The third card I pulled said ‘Kick Up Your Heals’ it has a picture of a unicorn on it having a grand ol’ time, this card was a reminder to have a good time today, asking me to laugh, play and dance and not take things so seriously. This does sound like a great day according to the cards. I accepted them at face value and as I walked away, I left them sit there in the face up in the layout I had used. I wasn’t quite sure what it is that I was supposed to write about. I put my laundry baskets down and thought, “I am going to pull one more card and ask them just what it is I am supposed to be writing about on Christmas?”

The next card that came up was ‘Follow Your Dreams’ its description reminded me that it is up to me to make time in my schedule for what is important to me. To do that I must make time to write, even on Christmas day, I did have a small amount of time that I am able to sit and write before the festivities commence. I felt the cards were telling me it is going to be a great day and I get time to write a little too.
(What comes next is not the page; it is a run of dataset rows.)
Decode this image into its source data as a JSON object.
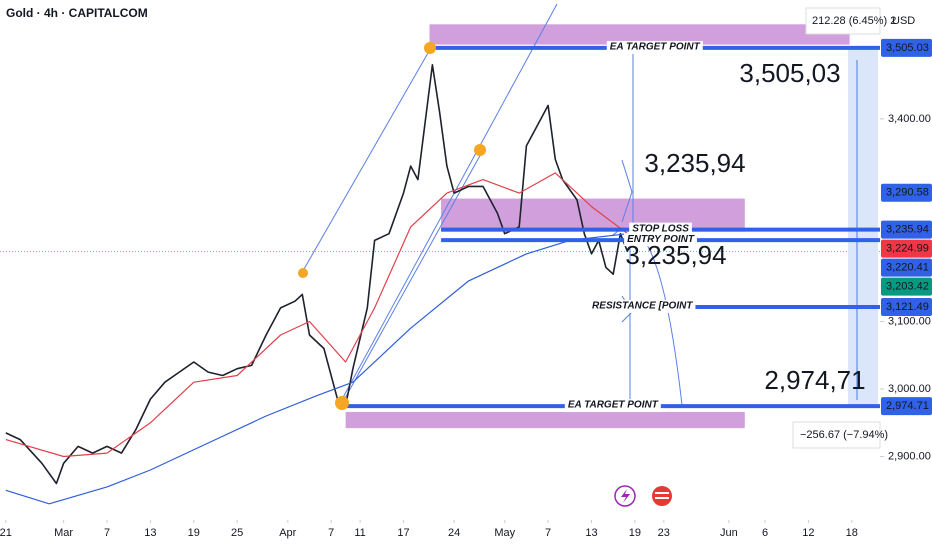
{
  "chart_data": {
    "type": "line",
    "title": "Gold · 4h · CAPITALCOM",
    "xlim": [
      51.2,
      172.9
    ],
    "ylim": [
      2806,
      3576
    ],
    "xticks": [
      {
        "value": 52,
        "label": "21"
      },
      {
        "value": 60,
        "label": "Mar"
      },
      {
        "value": 66,
        "label": "7"
      },
      {
        "value": 72,
        "label": "13"
      },
      {
        "value": 78,
        "label": "19"
      },
      {
        "value": 84,
        "label": "25"
      },
      {
        "value": 91,
        "label": "Apr"
      },
      {
        "value": 97,
        "label": "7"
      },
      {
        "value": 101,
        "label": "11"
      },
      {
        "value": 107,
        "label": "17"
      },
      {
        "value": 114,
        "label": "24"
      },
      {
        "value": 121,
        "label": "May"
      },
      {
        "value": 127,
        "label": "7"
      },
      {
        "value": 133,
        "label": "13"
      },
      {
        "value": 139,
        "label": "19"
      },
      {
        "value": 143,
        "label": "23"
      },
      {
        "value": 152,
        "label": "Jun"
      },
      {
        "value": 157,
        "label": "6"
      },
      {
        "value": 163,
        "label": "12"
      },
      {
        "value": 169,
        "label": "18"
      }
    ],
    "yticks": [
      {
        "value": 3400,
        "label": "3,400.00"
      },
      {
        "value": 3100,
        "label": "3,100.00"
      },
      {
        "value": 3000,
        "label": "3,000.00"
      },
      {
        "value": 2900,
        "label": "2,900.00"
      }
    ],
    "series": [
      {
        "color": "#1e222d",
        "x": [
          52,
          54,
          57,
          59,
          60,
          62,
          64,
          66,
          68,
          70,
          72,
          74,
          76,
          78,
          80,
          82,
          84,
          86,
          88,
          90,
          92,
          93,
          94,
          96,
          98,
          99,
          100,
          102,
          103,
          105,
          107,
          108,
          109,
          111,
          112,
          113,
          114,
          116,
          118,
          120,
          121,
          123,
          124,
          126,
          127,
          128,
          129,
          131,
          132,
          133,
          134,
          135,
          136,
          137,
          138
        ],
        "values": [
          2935,
          2925,
          2890,
          2860,
          2890,
          2915,
          2905,
          2915,
          2905,
          2940,
          2985,
          3010,
          3025,
          3040,
          3025,
          3020,
          3030,
          3035,
          3080,
          3120,
          3130,
          3140,
          3080,
          3060,
          2980,
          2975,
          3030,
          3120,
          3220,
          3230,
          3290,
          3330,
          3310,
          3480,
          3410,
          3330,
          3290,
          3300,
          3300,
          3260,
          3230,
          3240,
          3360,
          3400,
          3420,
          3340,
          3310,
          3280,
          3230,
          3200,
          3220,
          3180,
          3170,
          3230,
          3203
        ]
      },
      {
        "color": "#e0404a",
        "x": [
          52,
          60,
          66,
          72,
          78,
          84,
          90,
          94,
          99,
          103,
          108,
          113,
          118,
          123,
          128,
          133,
          138
        ],
        "values": [
          2925,
          2900,
          2905,
          2950,
          3010,
          3020,
          3080,
          3100,
          3040,
          3120,
          3240,
          3290,
          3310,
          3290,
          3320,
          3270,
          3230
        ]
      },
      {
        "color": "#2e5fd8",
        "x": [
          52,
          58,
          66,
          72,
          80,
          88,
          95,
          100,
          108,
          116,
          124,
          130,
          138
        ],
        "values": [
          2850,
          2830,
          2855,
          2880,
          2920,
          2960,
          2990,
          3010,
          3090,
          3160,
          3200,
          3220,
          3230
        ]
      }
    ],
    "zones": [
      {
        "low": 3510,
        "high": 3540,
        "start": 110.6,
        "end": 168.7,
        "color": "#c98fd6"
      },
      {
        "low": 3233,
        "high": 3282,
        "start": 112.2,
        "end": 154.2,
        "color": "#c98fd6"
      },
      {
        "low": 2942,
        "high": 2966,
        "start": 99.0,
        "end": 154.2,
        "color": "#c98fd6"
      }
    ],
    "levels": [
      {
        "value": 3505.03,
        "label": "EA TARGET POINT",
        "start": 110.6
      },
      {
        "value": 3235.94,
        "label": "STOP LOSS",
        "start": 112.2
      },
      {
        "value": 3220.41,
        "label": "ENTRY POINT",
        "start": 112.2
      },
      {
        "value": 3121.49,
        "label": "RESISTANCE [POINT",
        "start": 134.8
      },
      {
        "value": 2974.71,
        "label": "EA TARGET POINT",
        "start": 99.0
      }
    ],
    "level_color": "#2f62e6",
    "price_tags": [
      {
        "value": 3505.03,
        "label": "3,505.03",
        "color": "#2f62e6"
      },
      {
        "value": 3290.58,
        "label": "3,290.58",
        "color": "#2f62e6"
      },
      {
        "value": 3235.94,
        "label": "3,235.94",
        "color": "#2f62e6"
      },
      {
        "value": 3224.99,
        "label": "3,224.99",
        "color": "#f23645"
      },
      {
        "value": 3220.41,
        "label": "3,220.41",
        "color": "#2f62e6"
      },
      {
        "value": 3203.42,
        "label": "3,203.42",
        "color": "#089981"
      },
      {
        "value": 3121.49,
        "label": "3,121.49",
        "color": "#2f62e6"
      },
      {
        "value": 2974.71,
        "label": "2,974.71",
        "color": "#2f62e6"
      }
    ],
    "annotations": [
      "3,505,03",
      "3,235,94",
      "3,235,94",
      "2,974,71"
    ],
    "measure_top": "212.28 (6.45%) 2",
    "currency": "USD",
    "measure_bottom": "−256.67 (−7.94%)"
  }
}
Here is the thing, I have noticed I will sometimes blame other people for taking up my time, yet I also like to forget its up to me to turn off the television, put down the smart phone and focus on what it is that makes me happy which is writing. Writing does not feel like work to me, it really feels like art to me, I feel like I am able to express myself, my thoughts, feelings and emotions, in a way that people will truly understand. When I write I can choose what it is I feel like writing about or sometimes I will draw a card, and ask the Universe what the topic of today should be.
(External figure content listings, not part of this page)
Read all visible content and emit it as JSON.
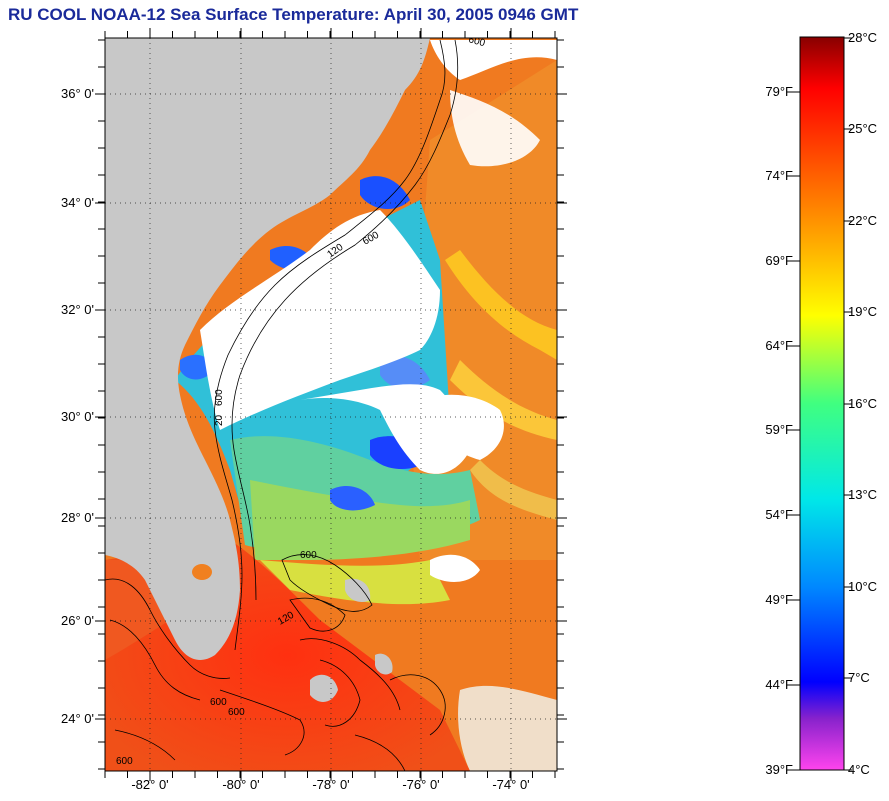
{
  "title": "RU COOL  NOAA-12  Sea Surface Temperature:  April 30, 2005 0946 GMT",
  "map": {
    "lat_labels": [
      "36° 0'",
      "34° 0'",
      "32° 0'",
      "30° 0'",
      "28° 0'",
      "26° 0'",
      "24° 0'"
    ],
    "lon_labels": [
      "-82° 0'",
      "-80° 0'",
      "-78° 0'",
      "-76° 0'",
      "-74° 0'"
    ],
    "isobath_labels": [
      "600",
      "120",
      "20",
      "600",
      "600",
      "120",
      "600",
      "600",
      "600",
      "600"
    ],
    "colors": {
      "land": "#c8c8c8",
      "cloud": "#ffffff",
      "warm_water": "#f03010",
      "mid_water": "#f08020",
      "cool_water": "#2080f0"
    }
  },
  "colorbar": {
    "fahrenheit_labels": [
      "79°F",
      "74°F",
      "69°F",
      "64°F",
      "59°F",
      "54°F",
      "49°F",
      "44°F",
      "39°F"
    ],
    "celsius_labels": [
      "28°C",
      "25°C",
      "22°C",
      "19°C",
      "16°C",
      "13°C",
      "10°C",
      "7°C",
      "4°C"
    ],
    "range_celsius": [
      4,
      28
    ],
    "stops": [
      "#ff44ee",
      "#8822cc",
      "#0000ff",
      "#0088ff",
      "#00e8e8",
      "#40ff80",
      "#ffff00",
      "#ffaa00",
      "#ff4000",
      "#ff0000",
      "#880000"
    ]
  }
}
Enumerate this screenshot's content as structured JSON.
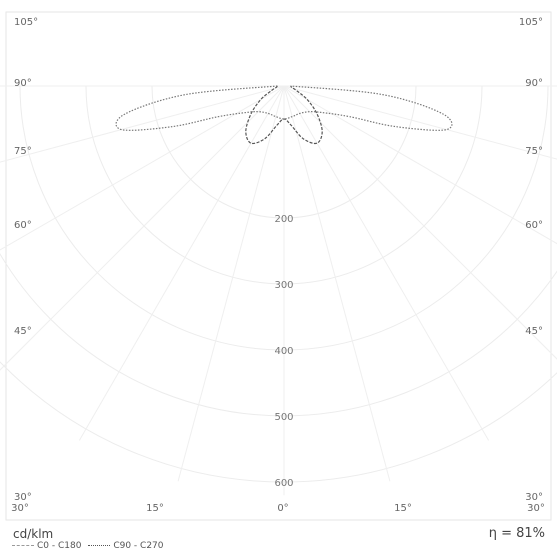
{
  "chart_data": {
    "type": "polar",
    "units_label": "cd/klm",
    "efficiency_label": "η = 81%",
    "angle_labels_left": [
      "105°",
      "90°",
      "75°",
      "60°",
      "45°",
      "30°"
    ],
    "angle_labels_right": [
      "105°",
      "90°",
      "75°",
      "60°",
      "45°",
      "30°"
    ],
    "bottom_angle_labels": [
      "30°",
      "15°",
      "0°",
      "15°",
      "30°"
    ],
    "radial_tick_labels": [
      "200",
      "300",
      "400",
      "500",
      "600"
    ],
    "radial_ticks": [
      200,
      300,
      400,
      500,
      600
    ],
    "series": [
      {
        "name": "C0 - C180",
        "color": "#555555",
        "points": [
          {
            "angle": -90,
            "value": 10
          },
          {
            "angle": -80,
            "value": 12
          },
          {
            "angle": -70,
            "value": 20
          },
          {
            "angle": -60,
            "value": 40
          },
          {
            "angle": -50,
            "value": 65
          },
          {
            "angle": -40,
            "value": 90
          },
          {
            "angle": -30,
            "value": 100
          },
          {
            "angle": -20,
            "value": 85
          },
          {
            "angle": -10,
            "value": 60
          },
          {
            "angle": 0,
            "value": 50
          },
          {
            "angle": 10,
            "value": 60
          },
          {
            "angle": 20,
            "value": 85
          },
          {
            "angle": 30,
            "value": 100
          },
          {
            "angle": 40,
            "value": 90
          },
          {
            "angle": 50,
            "value": 65
          },
          {
            "angle": 60,
            "value": 40
          },
          {
            "angle": 70,
            "value": 20
          },
          {
            "angle": 80,
            "value": 12
          },
          {
            "angle": 90,
            "value": 10
          }
        ]
      },
      {
        "name": "C90 - C270",
        "color": "#777777",
        "points": [
          {
            "angle": -90,
            "value": 10
          },
          {
            "angle": -85,
            "value": 150
          },
          {
            "angle": -80,
            "value": 245
          },
          {
            "angle": -75,
            "value": 255
          },
          {
            "angle": -70,
            "value": 180
          },
          {
            "angle": -65,
            "value": 110
          },
          {
            "angle": -55,
            "value": 70
          },
          {
            "angle": -45,
            "value": 55
          },
          {
            "angle": -30,
            "value": 48
          },
          {
            "angle": -15,
            "value": 48
          },
          {
            "angle": 0,
            "value": 50
          },
          {
            "angle": 15,
            "value": 48
          },
          {
            "angle": 30,
            "value": 48
          },
          {
            "angle": 45,
            "value": 55
          },
          {
            "angle": 55,
            "value": 70
          },
          {
            "angle": 65,
            "value": 110
          },
          {
            "angle": 70,
            "value": 180
          },
          {
            "angle": 75,
            "value": 255
          },
          {
            "angle": 80,
            "value": 245
          },
          {
            "angle": 85,
            "value": 150
          },
          {
            "angle": 90,
            "value": 10
          }
        ]
      }
    ]
  }
}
Today I see that the cards were doing double duty, reminding me that Following my Dreams should not take a time out just because its Christmas. The message I received from my Oracle card reading this morning is a reminder that Christmas is a magical day full of love energy that could be harnessed and carried into my work. Really? If you say so, I’ll bite. My phone keeps binging with texts from family and friends sending my holiday wishes, the ham is in the oven and I am enjoying writing on the sofa with my dogs Gus and Hank, before the celebration and games begin. This is the peace in the day that helps me mesh chasing my dreams with loving the opportunity and time I get to spend with my family

The oracle cards reminded me to that I don’t need the enchantment of Christmas day energy to enjoy the blessing in my life or as a reason to take time out of my day to chase my dreams, I can smoosh them all together and make my life magical every day. All I must do is give myself permission, be persistent and loyal to the time I spend on what brings me joy. It is up to me to make time for my dreams, my quiet time, my family, pets and friends. When I have days that I can balance them all like I am today, it does feel like I am living a charmed life. I could get used to this.
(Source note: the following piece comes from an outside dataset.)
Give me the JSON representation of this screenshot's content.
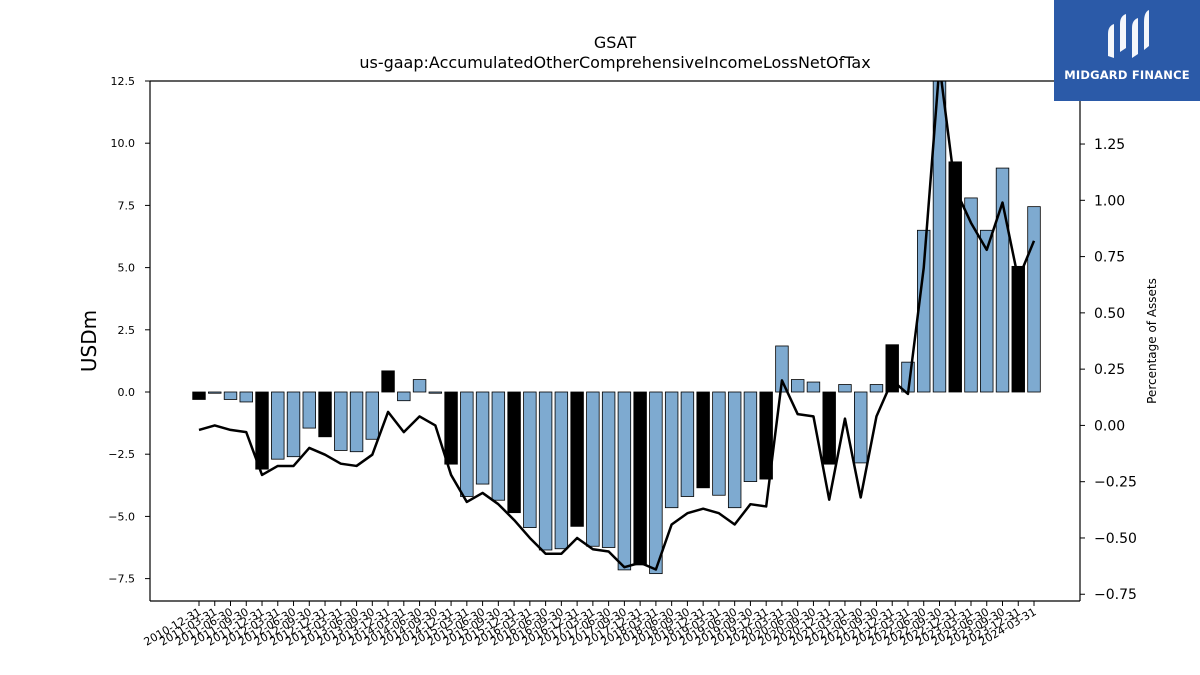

Yet we know time moves forward and eventually there will be days that will be the opposite of fairy-tale life. It is the reason why we must live to the fullest by enjoying the miraculous life that is ours right now today. I will do what the cards suggest, I will use my creative expression to merge all that I love including writing, into my day. I will count three reasons or maybe even more of what I love about each of my family members helping us to grow family harmony and my love for each of them.

Next, I will kick up me heals, laugh, dance and celebrate the breathtaking beauty in my life surrounding me right now today. Finally, I choose to make time to follow my dreams, hoping that the power of my thankfulness reaches you as you read these words. May the blessings from The Spirit of Christmas be with you through out the rest of your ordinary days into the New Year.